To ensure that the development of the temperature- independent catalytic beacon sensor did not compromise the sensitivity and selectivity, signal responses of the MM2 sensor with different metal ions were studied. All competing metal ions tested showed a negligible response with the sensor at both 4 and 25 °C, suggesting excellent selectivity (Fig. 3). The sensitivity of the MM2 sensor was also tested and the detection limits for Pb²⁺ at 4 °C and 25 °C were determined to be 50 nM and 20 nM, respectively (see ESI, Fig. S4†). Since the maximum contamination level for Pb²⁺ in drinking water is defined by the US Environment Protection Agency to be 72 nM, and the levels for lead in other media such as paint, dust and soil are more than 72 nM, the temperature-independent DNAzyme catalytic beacons described here are well suited for monitoring Pb²⁺ in the environment.

Fig. 3.

Selectivity of the MM2 sensor. Kinetics of fluorescence increase relative to background at 6 min after incubation with (a) 1 μM of M²⁺ ions at 4 °C and (b) 500 nM of M²⁺ ions at 25 °C, in buffer containing 50 mM HEPES with 100 mM NaCl at pH 7.2.
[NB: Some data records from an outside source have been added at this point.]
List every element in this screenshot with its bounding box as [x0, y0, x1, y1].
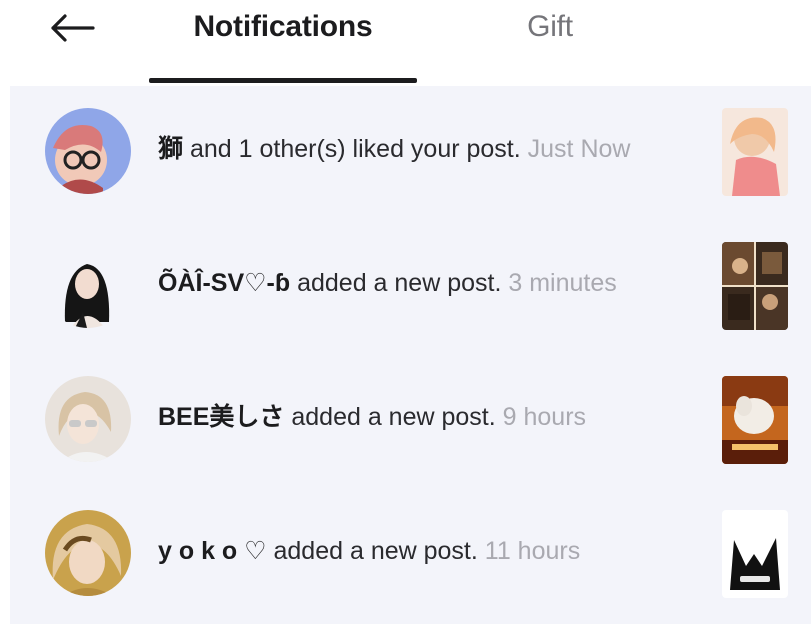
- notification-item[interactable]: y o k o ♡ added a new post. 11 hours: [10, 488, 811, 622]
- post-image: [722, 242, 788, 330]
- avatar-image: [45, 108, 131, 194]
- post-image: [722, 376, 788, 464]
- notification-item[interactable]: ÕÀÎ-SV♡-ɓ added a new post. 3 minutes: [10, 220, 811, 354]
- post-image: [722, 510, 788, 598]
- avatar[interactable]: [45, 510, 131, 596]
- post-thumbnail[interactable]: [722, 376, 788, 464]
- tab-notifications[interactable]: Notifications: [150, 6, 416, 48]
- notification-text: ÕÀÎ-SV♡-ɓ added a new post. 3 minutes: [158, 266, 718, 300]
- avatar-image: [45, 510, 131, 596]
- username[interactable]: y o k o ♡: [158, 537, 267, 565]
- notifications-screen: Notifications Gift 獅 and 1 other(s) like…: [0, 0, 811, 624]
- timestamp: 9 hours: [502, 403, 587, 431]
- avatar[interactable]: [45, 376, 131, 462]
- timestamp: Just Now: [527, 135, 631, 163]
- notification-text: BEE美しさ added a new post. 9 hours: [158, 400, 718, 434]
- avatar-image: [45, 242, 131, 328]
- notification-action: added a new post.: [297, 269, 502, 297]
- notification-list: 獅 and 1 other(s) liked your post. Just N…: [10, 86, 811, 624]
- notification-action: added a new post.: [273, 537, 478, 565]
- post-image: [722, 108, 788, 196]
- avatar[interactable]: [45, 108, 131, 194]
- notification-item[interactable]: 獅 and 1 other(s) liked your post. Just N…: [10, 86, 811, 220]
- timestamp: 11 hours: [484, 537, 581, 565]
- notification-text: 獅 and 1 other(s) liked your post. Just N…: [158, 132, 718, 166]
- post-thumbnail[interactable]: [722, 242, 788, 330]
- top-header: Notifications Gift: [0, 0, 811, 86]
- timestamp: 3 minutes: [508, 269, 617, 297]
- back-button[interactable]: [42, 4, 102, 52]
- post-thumbnail[interactable]: [722, 510, 788, 598]
- notification-action: and 1 other(s) liked your post.: [189, 135, 521, 163]
- notification-item[interactable]: BEE美しさ added a new post. 9 hours: [10, 354, 811, 488]
- avatar[interactable]: [45, 242, 131, 328]
- active-tab-indicator: [149, 78, 417, 83]
- notification-action: added a new post.: [291, 403, 496, 431]
- avatar-image: [45, 376, 131, 462]
- notification-text: y o k o ♡ added a new post. 11 hours: [158, 534, 718, 568]
- username[interactable]: BEE美しさ: [158, 403, 284, 431]
- username[interactable]: 獅: [158, 135, 183, 163]
- post-thumbnail[interactable]: [722, 108, 788, 196]
- username[interactable]: ÕÀÎ-SV♡-ɓ: [158, 269, 290, 297]
- arrow-left-icon: [51, 14, 95, 42]
- tab-gift[interactable]: Gift: [470, 6, 630, 48]
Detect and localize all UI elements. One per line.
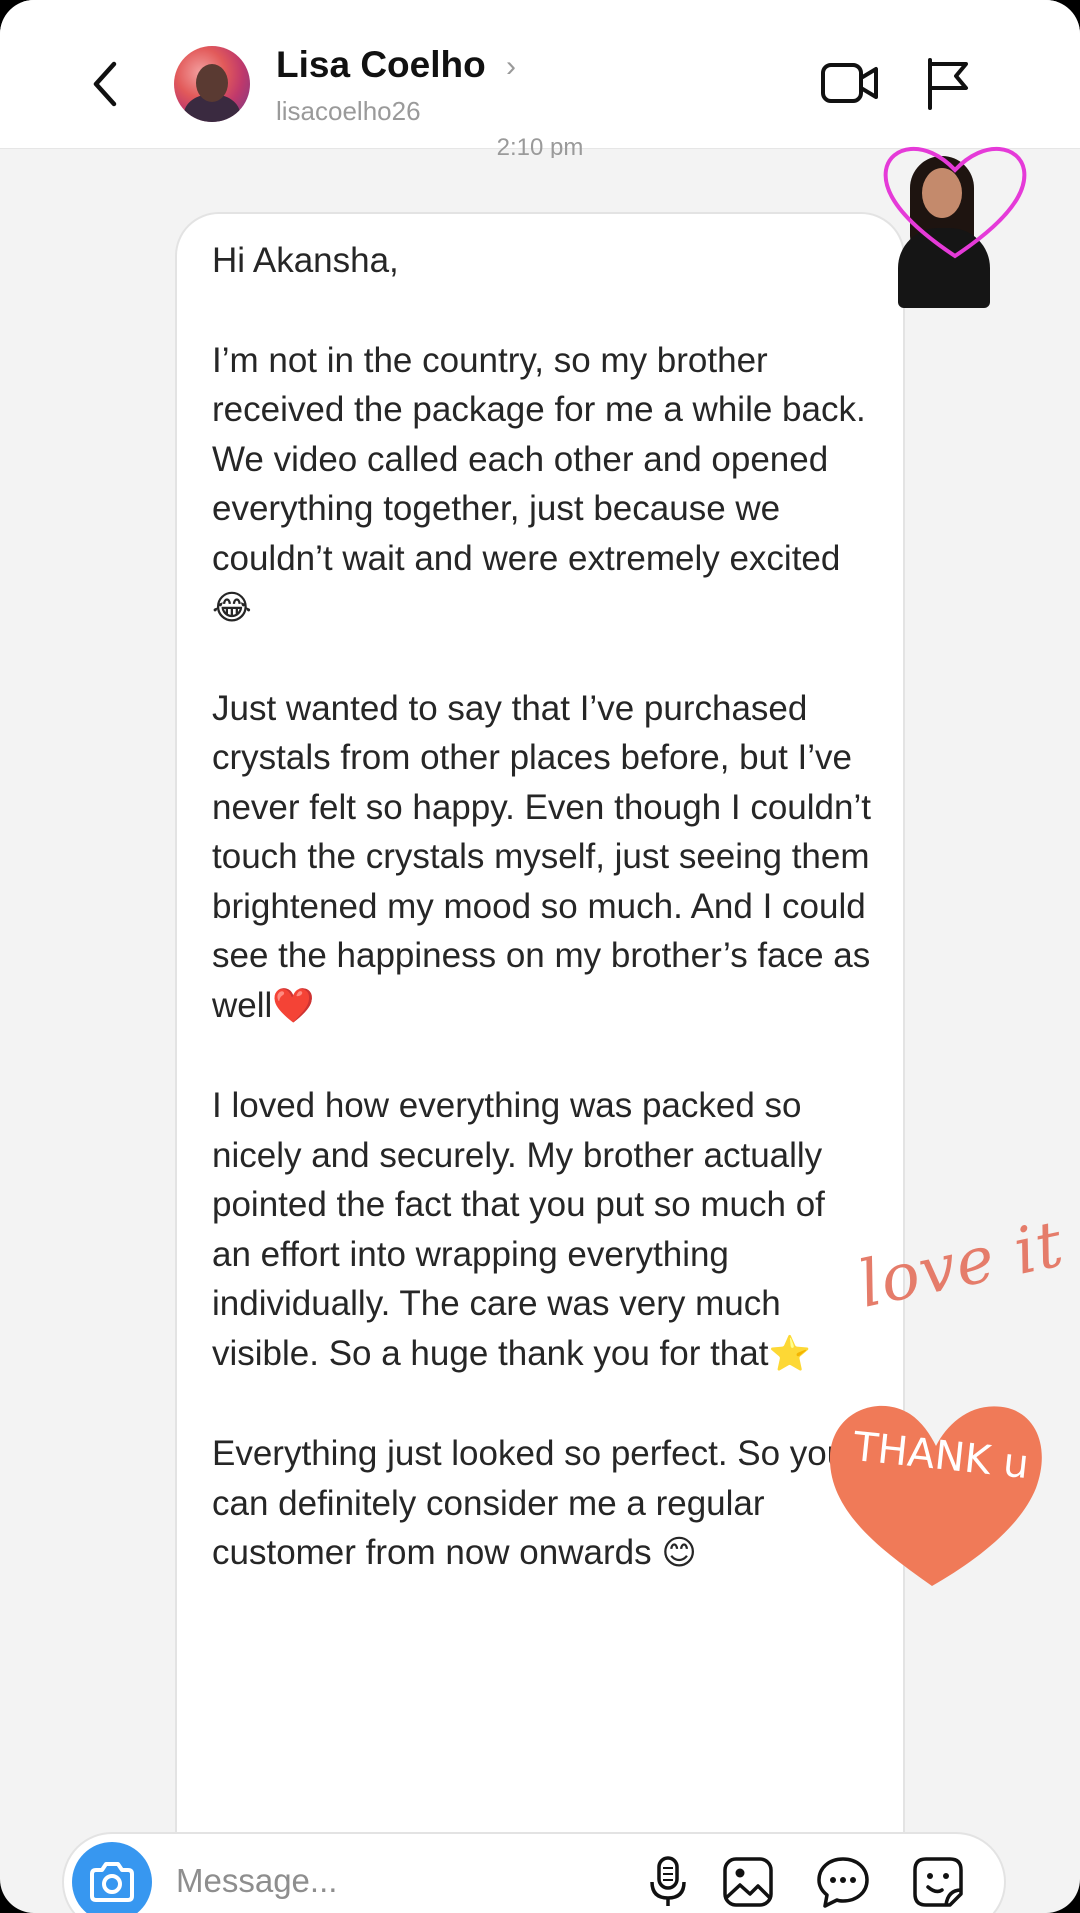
star-emoji-icon: ⭐ [768, 1333, 811, 1374]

In summary, we have demonstrated the use of the intrinsic lowered stability of mismatches to develop catalytic beacon Pb²⁺ sensors whose performance is independent of temperatures between 4–30 °C. In the process, we showed that the difference in stability between the A·C mismatch and G·T wobble pair can both be utilized, albeit with different strategies in achieving the same goal. Free of the need for temperature calibration, such a temperature independent sensor system can now find even wider applications for the on-site and real-time detection of lead in the environment. The methodology developed in this study can also be applied for designing other nucleic acid sensors that resist temperature dependent variations.